[ Lund University / Faculty of Engineering / Department of Computer Science ]

ADAPT: Adaptive Developer Tools


Period: Jan 2020 - March 2025
Funding: PI: Emma Söderberg, Lund University.
Collaborator: Luke Church, University of Cambridge | Lund University.
Co-supervisor: Martin Höst, Lund University.
Co-supervisor: Diederick Niehorster, Humanities Lab, Lund University.
Collaborator: Marcus Nyström, Humanities Lab, Lund University.
Co-supervisor: Görel Hedin, Lund University.
PhD student: Alan McCabe, Lund University.
PhD student: Peng Kuang, Lund University.
Research assistant (2023): Moa Bergström, Lund University.
Research assistant (2023): Joel Engström, Lund University.
MSc student (Spring 2023): Steven Chen, Lund University.
MSc students (Spring 2023): Essie Lundmark and Emma Dahlbo, Axis Communications, Lund.
MSc students (Spring/Summer 2021): Kevin Andersson and Mohammad Abo Al Anein, Axis Communications, Lund.
MSc students (Spring 2021): Michael Pater and Mattias Leifsson, Robert Bosch AB, Lund.
MSc students (Spring 2020): Anton Ljungberg and David Åkerman, Axis Communications, Lund.

Project Description

Program analyzers aim to assist software developers by finding issues in their code. However, over the last couple of years an increasing number of studies have found several usability issues with program analysis tools concerning false positives, incomprehensible results, too many results, and bad workflow integration [1][2]. There is generally a gap between users of analyzers and their maintainers, and there is missing knowledge about how to best present recommendations from program analyzers in the developer workflow.

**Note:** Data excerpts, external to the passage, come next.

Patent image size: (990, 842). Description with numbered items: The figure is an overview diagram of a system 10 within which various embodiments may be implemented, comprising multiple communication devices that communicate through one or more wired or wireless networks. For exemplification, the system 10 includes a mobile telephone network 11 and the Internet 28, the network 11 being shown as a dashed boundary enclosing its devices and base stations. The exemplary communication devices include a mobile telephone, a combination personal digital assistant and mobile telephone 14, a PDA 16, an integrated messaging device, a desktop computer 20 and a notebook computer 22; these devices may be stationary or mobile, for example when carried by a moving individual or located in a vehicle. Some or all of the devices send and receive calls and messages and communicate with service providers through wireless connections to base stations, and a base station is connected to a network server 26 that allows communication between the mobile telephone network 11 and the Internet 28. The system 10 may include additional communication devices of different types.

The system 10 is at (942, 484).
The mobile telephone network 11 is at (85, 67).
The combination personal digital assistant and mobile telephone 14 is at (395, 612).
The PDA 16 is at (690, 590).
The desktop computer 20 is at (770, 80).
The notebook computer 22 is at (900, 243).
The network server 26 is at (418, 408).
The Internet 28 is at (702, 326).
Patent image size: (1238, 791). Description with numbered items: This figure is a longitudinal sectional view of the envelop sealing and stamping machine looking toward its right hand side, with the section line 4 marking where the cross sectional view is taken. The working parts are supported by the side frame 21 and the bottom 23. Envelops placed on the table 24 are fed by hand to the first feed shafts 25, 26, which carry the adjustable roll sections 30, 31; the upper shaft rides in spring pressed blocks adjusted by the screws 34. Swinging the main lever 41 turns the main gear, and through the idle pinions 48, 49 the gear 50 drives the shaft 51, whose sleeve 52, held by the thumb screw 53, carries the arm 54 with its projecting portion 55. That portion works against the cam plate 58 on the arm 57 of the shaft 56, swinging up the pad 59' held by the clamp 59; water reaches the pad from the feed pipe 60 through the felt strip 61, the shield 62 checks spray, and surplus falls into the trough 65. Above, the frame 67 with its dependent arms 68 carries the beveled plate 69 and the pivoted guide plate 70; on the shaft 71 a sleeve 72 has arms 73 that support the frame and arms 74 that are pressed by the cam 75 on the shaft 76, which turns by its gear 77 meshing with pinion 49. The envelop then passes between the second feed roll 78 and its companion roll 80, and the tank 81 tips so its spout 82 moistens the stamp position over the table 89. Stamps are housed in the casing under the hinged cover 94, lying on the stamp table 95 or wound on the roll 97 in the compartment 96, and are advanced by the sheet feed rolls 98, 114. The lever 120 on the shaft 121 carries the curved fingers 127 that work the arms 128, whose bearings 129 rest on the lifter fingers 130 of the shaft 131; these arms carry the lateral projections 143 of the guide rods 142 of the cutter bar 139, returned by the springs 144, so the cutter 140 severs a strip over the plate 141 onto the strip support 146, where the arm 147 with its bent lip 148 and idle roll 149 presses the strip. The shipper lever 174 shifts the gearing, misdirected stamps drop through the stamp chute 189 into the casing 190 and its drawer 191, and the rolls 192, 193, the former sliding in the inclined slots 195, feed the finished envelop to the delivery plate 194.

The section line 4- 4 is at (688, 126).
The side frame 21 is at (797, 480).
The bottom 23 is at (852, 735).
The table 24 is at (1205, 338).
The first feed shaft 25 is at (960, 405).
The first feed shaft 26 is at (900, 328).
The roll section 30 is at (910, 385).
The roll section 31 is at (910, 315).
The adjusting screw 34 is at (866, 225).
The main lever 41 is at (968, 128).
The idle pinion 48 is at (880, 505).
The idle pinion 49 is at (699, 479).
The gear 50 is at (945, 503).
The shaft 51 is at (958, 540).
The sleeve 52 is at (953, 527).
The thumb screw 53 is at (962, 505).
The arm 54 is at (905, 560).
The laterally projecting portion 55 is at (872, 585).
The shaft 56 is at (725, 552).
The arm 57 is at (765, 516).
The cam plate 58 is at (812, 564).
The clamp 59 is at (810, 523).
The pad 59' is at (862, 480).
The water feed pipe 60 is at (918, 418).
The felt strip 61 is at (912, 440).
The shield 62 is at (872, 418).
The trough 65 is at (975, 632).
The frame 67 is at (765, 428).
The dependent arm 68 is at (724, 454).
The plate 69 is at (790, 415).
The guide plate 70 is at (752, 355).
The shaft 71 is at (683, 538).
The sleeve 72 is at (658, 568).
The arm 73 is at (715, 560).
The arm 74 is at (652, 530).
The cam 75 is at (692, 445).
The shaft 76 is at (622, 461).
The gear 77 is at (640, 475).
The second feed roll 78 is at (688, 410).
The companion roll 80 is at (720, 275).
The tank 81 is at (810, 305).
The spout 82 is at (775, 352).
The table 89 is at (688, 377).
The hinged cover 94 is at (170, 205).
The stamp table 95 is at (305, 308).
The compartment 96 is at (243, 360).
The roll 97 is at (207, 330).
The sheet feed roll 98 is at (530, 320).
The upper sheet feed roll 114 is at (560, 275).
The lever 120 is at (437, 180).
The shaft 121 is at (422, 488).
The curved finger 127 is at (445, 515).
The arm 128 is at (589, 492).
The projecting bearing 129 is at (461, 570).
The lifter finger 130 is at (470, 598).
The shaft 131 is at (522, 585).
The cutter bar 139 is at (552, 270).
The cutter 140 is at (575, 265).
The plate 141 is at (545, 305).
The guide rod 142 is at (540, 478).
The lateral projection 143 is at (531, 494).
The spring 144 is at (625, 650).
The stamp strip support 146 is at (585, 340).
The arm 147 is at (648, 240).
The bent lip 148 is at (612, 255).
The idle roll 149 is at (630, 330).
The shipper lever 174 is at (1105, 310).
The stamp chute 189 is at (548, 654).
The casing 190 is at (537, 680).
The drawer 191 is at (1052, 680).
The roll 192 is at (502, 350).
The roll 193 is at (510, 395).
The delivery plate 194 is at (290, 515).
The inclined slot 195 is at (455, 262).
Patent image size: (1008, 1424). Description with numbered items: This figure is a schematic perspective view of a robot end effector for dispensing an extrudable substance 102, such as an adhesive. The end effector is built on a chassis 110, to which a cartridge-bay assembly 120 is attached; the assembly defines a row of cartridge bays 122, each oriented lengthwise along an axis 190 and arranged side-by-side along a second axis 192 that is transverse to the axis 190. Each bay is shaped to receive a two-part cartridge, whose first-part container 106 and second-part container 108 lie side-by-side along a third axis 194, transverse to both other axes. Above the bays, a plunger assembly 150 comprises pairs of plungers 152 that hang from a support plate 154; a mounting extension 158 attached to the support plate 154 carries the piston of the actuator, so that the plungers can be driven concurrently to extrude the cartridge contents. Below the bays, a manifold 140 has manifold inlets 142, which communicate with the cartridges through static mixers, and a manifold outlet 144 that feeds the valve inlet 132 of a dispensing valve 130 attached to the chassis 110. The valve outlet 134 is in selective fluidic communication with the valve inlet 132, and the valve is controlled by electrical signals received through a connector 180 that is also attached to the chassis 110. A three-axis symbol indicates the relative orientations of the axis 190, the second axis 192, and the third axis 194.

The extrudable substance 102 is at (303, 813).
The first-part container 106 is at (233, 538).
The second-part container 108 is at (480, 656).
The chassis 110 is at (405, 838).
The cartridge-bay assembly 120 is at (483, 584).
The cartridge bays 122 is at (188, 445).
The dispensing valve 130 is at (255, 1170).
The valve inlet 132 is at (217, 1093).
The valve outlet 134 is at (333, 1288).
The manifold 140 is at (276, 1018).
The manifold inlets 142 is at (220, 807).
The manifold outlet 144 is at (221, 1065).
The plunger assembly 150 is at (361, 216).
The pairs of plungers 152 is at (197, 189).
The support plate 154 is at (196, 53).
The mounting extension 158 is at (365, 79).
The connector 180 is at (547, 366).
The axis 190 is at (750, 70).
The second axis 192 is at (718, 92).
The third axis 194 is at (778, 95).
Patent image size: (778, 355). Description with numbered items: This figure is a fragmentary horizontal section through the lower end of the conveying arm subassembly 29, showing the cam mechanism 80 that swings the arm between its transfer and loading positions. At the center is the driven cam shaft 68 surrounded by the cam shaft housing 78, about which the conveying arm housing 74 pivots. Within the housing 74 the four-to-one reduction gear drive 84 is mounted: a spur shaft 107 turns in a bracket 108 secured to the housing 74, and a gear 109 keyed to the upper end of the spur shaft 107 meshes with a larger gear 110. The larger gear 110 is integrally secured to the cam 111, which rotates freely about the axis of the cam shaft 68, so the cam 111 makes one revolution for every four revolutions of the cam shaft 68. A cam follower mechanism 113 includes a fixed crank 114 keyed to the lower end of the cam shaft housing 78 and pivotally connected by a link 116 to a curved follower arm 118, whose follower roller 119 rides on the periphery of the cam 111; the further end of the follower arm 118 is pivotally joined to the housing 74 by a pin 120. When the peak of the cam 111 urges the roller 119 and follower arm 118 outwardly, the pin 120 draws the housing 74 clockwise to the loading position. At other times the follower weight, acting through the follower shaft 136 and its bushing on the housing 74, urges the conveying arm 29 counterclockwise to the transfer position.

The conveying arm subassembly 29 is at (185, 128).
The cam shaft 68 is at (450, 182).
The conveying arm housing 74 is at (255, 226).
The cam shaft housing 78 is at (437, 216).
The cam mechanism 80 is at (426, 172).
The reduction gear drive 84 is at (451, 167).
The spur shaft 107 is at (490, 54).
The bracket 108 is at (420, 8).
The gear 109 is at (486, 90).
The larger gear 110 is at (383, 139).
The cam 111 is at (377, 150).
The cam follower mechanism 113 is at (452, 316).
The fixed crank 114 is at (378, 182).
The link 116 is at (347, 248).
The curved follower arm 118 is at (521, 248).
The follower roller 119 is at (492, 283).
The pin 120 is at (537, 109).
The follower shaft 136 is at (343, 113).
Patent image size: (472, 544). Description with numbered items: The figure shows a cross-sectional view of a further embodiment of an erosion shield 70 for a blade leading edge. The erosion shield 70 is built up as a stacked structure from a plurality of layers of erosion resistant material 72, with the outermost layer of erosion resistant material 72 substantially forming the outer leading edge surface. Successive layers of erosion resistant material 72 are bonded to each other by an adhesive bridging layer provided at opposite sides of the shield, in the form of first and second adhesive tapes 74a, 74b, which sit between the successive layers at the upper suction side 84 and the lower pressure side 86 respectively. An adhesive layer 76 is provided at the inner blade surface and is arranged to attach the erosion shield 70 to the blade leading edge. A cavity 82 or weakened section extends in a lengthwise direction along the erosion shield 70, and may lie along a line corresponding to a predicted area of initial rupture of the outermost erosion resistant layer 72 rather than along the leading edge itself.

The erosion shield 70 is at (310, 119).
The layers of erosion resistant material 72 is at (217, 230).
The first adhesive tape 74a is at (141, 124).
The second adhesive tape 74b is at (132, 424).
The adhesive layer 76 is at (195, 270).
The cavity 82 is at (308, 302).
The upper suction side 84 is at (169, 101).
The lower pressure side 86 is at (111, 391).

The goal of this project is to test the overarching hypothesis that adaptive developer tools can make developers more productive, by in this case making program analysis more useful. Here, an adaptive developer tool is a tool capable of adapting its user interface in response to information received from probes and sensors in the developer workflow. A sensor is an implicit feedback signal, for instance, a signal based on data from logs or an eye-tracker, and a probe is an explicit feedback signal, like a button or a prompt shown to the user.


Work in this project builds on earlier work collecting usability feedback in order to adapt analyzers to make them more useful. Systems exploring this approach include the Tricorder [3], Shipshape [4], and Tricium [5] systems. These systems are all meta-analyzer systems which themselves do not analyze code, but operate on a meta-analyzer level where they focus on how to run analyzers in general, how to integrate analyzer results, and how to collect feedback.


References

[1] Johnson, B., Song, Y., Murphy-Hill, E., and Bowdidge, R. (2013). Why Don’t Software Developers Use Static Analysis Tools to Find Bugs? In proceedings of ICSE’13: 35th International Conference on Software Engineering.

[2] Imtiaz, N., Rahman, A., Farhana, E., and Williams, L. (2019). Challenges with Responding to Static Analysis Tool Alerts. In proceedings of MSR’19: The 16th International Conference on Mining Software Repositories.

[3] Sadowski, C., van Gogh, J., Jaspan, C., Söderberg, E., and Winter, C. (2015). Tricorder: Building a Program Analysis Ecosystem. In proceedings of ICSE’15: 37th International Conference on Software Engineering.

[4] Shipshape, github.com/google/shipshape".

[5] Söderberg, E. (2016). Tricium - Tricorder for Chromium. bit.ly/tricium-early-design.